CEO Deep Dive: Key Insights
In an extended discussion, LeFort provided further depth on how organizations should address the decay problem. When asked about the growing lag between attacker capability and defender tooling, he explained that once finding a vulnerability drops from months to days, annual pen-tests and compliance checkboxes stop providing safety. Three moves follow: match the clockspeed by moving code review and testing from once-a-year events to continuous habits; prioritize by risk because not everything can be tested at once; and put AI to work defensively to stay in sync with accelerating attackers. Internal software is exposed through dependencies, libraries, and packages that are attacked constantly, so testing must be as frequent as the threats.
On the topic of redesigning application security around behavioral signals, LeFort clarified that it is not an either-or decision. Both pattern matching and behavioral signals have their place. Pattern matching is fast, precise, and cheap for known vulnerabilities tied to specific coding patterns. But it cannot tell whether software is being used as intended. That is the job of intent signals, which catch exploitation in progress and changes that quietly shift a program's purpose, including those arriving through a dependency. Defining normal behavior sounds open-ended, but the scope can be limited: start with the two or three most sensitive services, baseline from existing logs, and treat a deviation that can be explained as proof before expanding. Pattern matching closes the gaps that can be named; intent catches the misuse that could not be anticipated.
LeFort also addressed governance and traceability in software pipelines when AI models are constantly changing. He emphasized that the model inside a vendor's black box cannot be pinned, so everything around it must be pinned by contract and on the organization's own side. Contracts should require model and version pinning, advance notice of changes, and the right to test before a swap reaches production. The organization must log every decision with the model and version the vendor asserts, keeping that record in a place that survives the model being replaced. This rides on existing change-control processes rather than standing up a parallel system. If a swap silently changes behavior and the organization cannot trace it, that is hope, not governance.

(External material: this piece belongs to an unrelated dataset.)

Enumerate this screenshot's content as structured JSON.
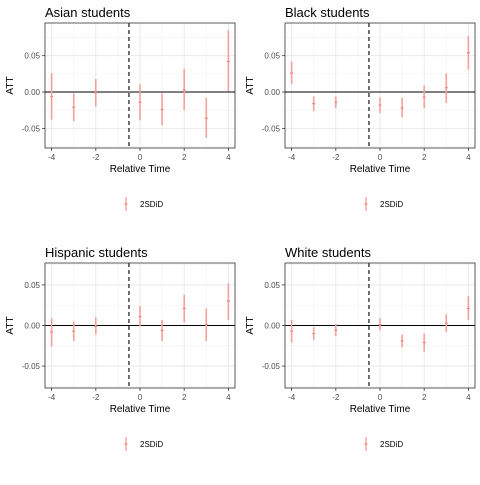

Finally, LeFort discussed how buyers should evaluate vendor transparency. A score is not an explanation, and a scripted walkthrough is easy to rehearse. The test is to bring an example the vendor has never seen and make them explain it live. Hand them a known false positive and ask why the system was wrong. A real architecture shows which signal misfired; a rehearsed one deflects. Then ask what signal the system would have missed and what it retrains on when it does. Vendors who understand their own system answer all three questions. If the explanation only holds on the examples they chose, the architecture will not survive the next capability jump. Transparency is a durability indicator. The curve does not slow down for anybody's roadmap, so developers must build accordingly, investing in systems that age gracefully rather than decay each time a new model appears.